Дядя Миколас растворяется в этом стройном гуле, как в благодатной нирване. Он не чувствует себя обособленно. Он лишь частичка, лишь капля, из коих получается множество, которому под стать выразить грандиозное величие творца. Для него и сам божий храм как бы часть общей земли. По правую руку — черная, будто только что вспаханная им самим под пар полоса; это головы простоволосых мужчин. По левую — белый участок, напоминающий луг, на котором только что расцвели ромашки; это покрытые белыми платками женские головы. А посредине — пустая межа, на которую не ступают ни те ни другие. Да и странно было бы видеть на свежевспаханном пару белую ромашку.

Черное, серое, белое. Как удивительно единство природы с населяющими ее существами. Поле и луг тоже подгоняют хлебороба под свой облик, как гусеницу — листок или ветка, которыми она питается и где отдыхает; как бабочку — кора дерева, на которой она прячется от врагов. Гусеницу не отличишь от сломанной ветки, бабочку — от вспучившейся древесной коры; серого пахаря — от серой землицы, точно так же, как девушек, собирающих маковый цвет — от ярких луговых цветов. Все они тем же творцом созданы. Честь и хвала единству природы и всего живущего!

Для тетки же Северии все происходит по-иному.

Она — давно уже тетка, однако до сих пор не хочет примкнуть к рою деревенских тетушек, вдовиц и вековух, для которых костел — альфа и омега всей жизни, ее начало и конец. Дескать, храм для меня и батюшка, и матушка, он моя любовь и все мое утешение.

После смерти мужа даже костел не приносил тетке ублаготворения. Правда, если бы ее в праздник оставили дома, она почувствовала бы себя в роли пассажира, высаженного не на той станции, да никому и в голову не пришло бы поступить таким образом; вместе с остальными она спешит, торопится ни свет ни заря в божий дом, и ей там так хорошо, как нигде больше. Но несмотря на это, она не погружается в нирвану набожности, а отчего-то озирается по сторонам, точно ждет кого-то, и ловит чужие взгляды. Ах, нехорошо это, недостойно и, конечно же, не место для этого в костеле! Но, к сожалению, она вела себя именно так. Северия не молится, как бывало, спокойно, сосредоточенно, целиком уйдя в благодарения и челобития. Ей словно чего-то не хватает, а внутри — холод и пустота. Не успев прийти сюда, она ждет окончания службы.

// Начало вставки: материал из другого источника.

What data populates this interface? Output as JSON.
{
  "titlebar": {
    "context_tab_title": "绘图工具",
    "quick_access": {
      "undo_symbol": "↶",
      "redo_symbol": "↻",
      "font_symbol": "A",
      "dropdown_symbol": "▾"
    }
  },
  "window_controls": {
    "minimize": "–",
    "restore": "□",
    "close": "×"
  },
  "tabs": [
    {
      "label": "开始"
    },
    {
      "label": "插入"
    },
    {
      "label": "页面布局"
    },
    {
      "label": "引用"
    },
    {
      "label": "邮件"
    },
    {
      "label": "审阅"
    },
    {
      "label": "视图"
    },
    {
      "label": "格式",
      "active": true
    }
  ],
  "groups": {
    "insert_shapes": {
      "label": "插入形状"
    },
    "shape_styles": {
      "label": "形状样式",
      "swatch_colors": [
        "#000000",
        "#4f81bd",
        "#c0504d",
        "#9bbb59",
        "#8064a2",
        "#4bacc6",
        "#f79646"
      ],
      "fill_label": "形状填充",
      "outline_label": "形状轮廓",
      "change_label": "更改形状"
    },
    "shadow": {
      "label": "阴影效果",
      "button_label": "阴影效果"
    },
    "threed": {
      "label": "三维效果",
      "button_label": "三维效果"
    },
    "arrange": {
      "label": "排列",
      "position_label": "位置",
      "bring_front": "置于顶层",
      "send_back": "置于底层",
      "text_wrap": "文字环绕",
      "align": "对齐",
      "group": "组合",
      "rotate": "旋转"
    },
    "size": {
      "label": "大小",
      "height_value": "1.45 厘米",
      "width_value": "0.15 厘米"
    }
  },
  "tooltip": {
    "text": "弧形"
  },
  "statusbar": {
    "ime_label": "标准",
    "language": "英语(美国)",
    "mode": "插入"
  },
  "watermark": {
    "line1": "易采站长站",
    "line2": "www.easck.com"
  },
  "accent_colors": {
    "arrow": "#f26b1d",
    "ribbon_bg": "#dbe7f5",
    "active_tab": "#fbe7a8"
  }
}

Но вот она кончена. Продолжая витать в облаках и забыв надеть шапки, притихшие люди валом валят во двор в те же четверо дверей, оступаются на каменных ступенях. По-прежнему пребывая между небом и землей, они проходят половину двора, затем, опомнившись, надевают картузы, трезвым взором смотрят вокруг, и настроение их резко меняется.

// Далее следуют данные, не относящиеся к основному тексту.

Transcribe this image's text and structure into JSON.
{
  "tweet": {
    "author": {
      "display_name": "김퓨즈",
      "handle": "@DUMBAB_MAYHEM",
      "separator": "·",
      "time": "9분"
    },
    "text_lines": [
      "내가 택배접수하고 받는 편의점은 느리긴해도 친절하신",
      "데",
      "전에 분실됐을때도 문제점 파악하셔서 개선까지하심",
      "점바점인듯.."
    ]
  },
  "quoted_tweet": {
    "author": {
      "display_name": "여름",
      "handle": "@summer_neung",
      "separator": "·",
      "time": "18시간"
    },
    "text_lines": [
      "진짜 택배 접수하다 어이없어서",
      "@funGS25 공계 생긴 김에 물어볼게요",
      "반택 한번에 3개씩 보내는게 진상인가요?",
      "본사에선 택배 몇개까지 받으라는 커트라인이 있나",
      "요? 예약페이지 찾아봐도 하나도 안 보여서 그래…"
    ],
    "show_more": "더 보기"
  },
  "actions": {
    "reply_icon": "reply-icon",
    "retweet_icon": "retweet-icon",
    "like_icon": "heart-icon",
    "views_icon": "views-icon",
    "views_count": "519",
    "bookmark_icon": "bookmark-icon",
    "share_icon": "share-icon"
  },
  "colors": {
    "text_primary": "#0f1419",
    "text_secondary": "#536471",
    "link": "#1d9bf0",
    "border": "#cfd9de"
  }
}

Толпами спешат они, как до этого в костел, в трактиры, чтобы успеть до возвращения домой пропустить по маленькой, отвести изнуренную опостылевшей крестьянской работой душу. Толчея, куда ни сунься: и в корчме, и в мойшином, и в янкелевом шинке. Тут, как в костеле, никому не требуются удобства. Чем теснее, чем хуже, тем смелее. Точно ты у себя на скотном дворе, где церемониться ни к чему.

Пойди узнай теперь, прибывшие с востока неряхи-евреи развели в корчмах вошедшую в поговорку грязь или же нерадивость литовцев привлекла сюда евреев, как влечет навозная куча жуков. Ясно одно — все трактиры в Литве держали евреи, а ни один христианин не мог пробыть там долго, хотя они только и были их завсегдатаями, евреи же обходили шинки десятой дорогой.

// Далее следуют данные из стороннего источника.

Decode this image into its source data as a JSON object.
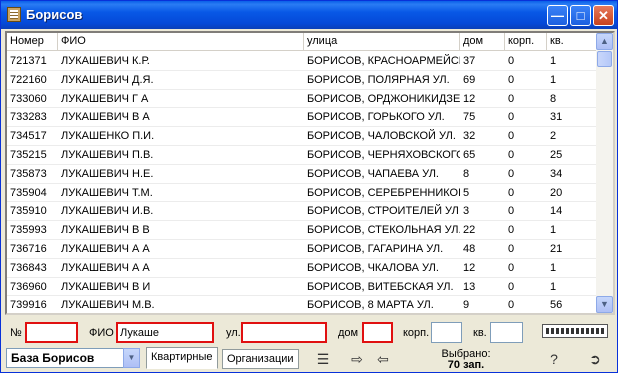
{
  "window": {
    "title": "Борисов"
  },
  "columns": {
    "number": "Номер",
    "fio": "ФИО",
    "street": "улица",
    "house": "дом",
    "korp": "корп.",
    "kv": "кв."
  },
  "rows": [
    [
      "721371",
      "ЛУКАШЕВИЧ К.Р.",
      "БОРИСОВ,  КРАСНОАРМЕЙСК",
      "37",
      "0",
      "1"
    ],
    [
      "722160",
      "ЛУКАШЕВИЧ Д.Я.",
      "БОРИСОВ,  ПОЛЯРНАЯ УЛ.",
      "69",
      "0",
      "1"
    ],
    [
      "733060",
      "ЛУКАШЕВИЧ Г А",
      "БОРИСОВ,  ОРДЖОНИКИДЗЕ",
      "12",
      "0",
      "8"
    ],
    [
      "733283",
      "ЛУКАШЕВИЧ  В А",
      "БОРИСОВ,  ГОРЬКОГО УЛ.",
      "75",
      "0",
      "31"
    ],
    [
      "734517",
      "ЛУКАШЕНКО П.И.",
      "БОРИСОВ,  ЧАЛОВСКОЙ УЛ.",
      "32",
      "0",
      "2"
    ],
    [
      "735215",
      "ЛУКАШЕВИЧ П.В.",
      "БОРИСОВ,  ЧЕРНЯХОВСКОГО",
      "65",
      "0",
      "25"
    ],
    [
      "735873",
      "ЛУКАШЕВИЧ Н.Е.",
      "БОРИСОВ,  ЧАПАЕВА УЛ.",
      "8",
      "0",
      "34"
    ],
    [
      "735904",
      "ЛУКАШЕВИЧ Т.М.",
      "БОРИСОВ,  СЕРЕБРЕННИКОВА",
      "5",
      "0",
      "20"
    ],
    [
      "735910",
      "ЛУКАШЕВИЧ И.В.",
      "БОРИСОВ,  СТРОИТЕЛЕЙ УЛ",
      "3",
      "0",
      "14"
    ],
    [
      "735993",
      "ЛУКАШЕВИЧ В В",
      "БОРИСОВ,  СТЕКОЛЬНАЯ УЛ.",
      "22",
      "0",
      "1"
    ],
    [
      "736716",
      "ЛУКАШЕВИЧ А А",
      "БОРИСОВ,  ГАГАРИНА УЛ.",
      "48",
      "0",
      "21"
    ],
    [
      "736843",
      "ЛУКАШЕВИЧ А А",
      "БОРИСОВ,  ЧКАЛОВА УЛ.",
      "12",
      "0",
      "1"
    ],
    [
      "736960",
      "ЛУКАШЕВИЧ В И",
      "БОРИСОВ,  ВИТЕБСКАЯ УЛ.",
      "13",
      "0",
      "1"
    ],
    [
      "739916",
      "ЛУКАШЕВИЧ М.В.",
      "БОРИСОВ,  8 МАРТА УЛ.",
      "9",
      "0",
      "56"
    ]
  ],
  "filter": {
    "number_label": "№",
    "number_value": "",
    "fio_label": "ФИО",
    "fio_value": "Лукаше",
    "street_label": "ул.",
    "street_value": "",
    "house_label": "дом",
    "house_value": "",
    "korp_label": "корп.",
    "korp_value": "",
    "kv_label": "кв.",
    "kv_value": ""
  },
  "bottom": {
    "database": "База Борисов",
    "tabs": [
      "Квартирные",
      "Организации"
    ],
    "selected_label": "Выбрано:",
    "selected_value": "70 зап."
  },
  "icons": {
    "list": "list-icon",
    "export": "export-icon",
    "import": "import-icon",
    "help": "help-icon",
    "exit": "exit-door-icon"
  }
}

Снова литовец слышит шум и гуденье той же толпы. Вдоль длинной деревянной стойки выстраиваются бесконечные очереди. Лица у всех оживлены и уже успели раскраснеться. Глаза блестят, рты полураскрыты, только и слышишь:

— Эй! Плесни и мне…

Все выжидающе склонились в сторону шинкаря — ни дать ни взять рожь в поле, поникшая под порывом ураганного ветра. Ждут с тоской и нетерпением. Толпы ожидающих терпеливцев и протянутые в жадном нетерпении руки, которые одновременно тянутся к хозяйке и подолгу висят в воздухе. Так разве что во время революции тянулись за прокламациями к подговорщикам. Стиснутые в кулак руки, напоминающие штыки атакующих, пытаются дотянуться до разливальщиц, которым люди с жаром суют гривенники, пятиалтынные, двугривенные, целковые.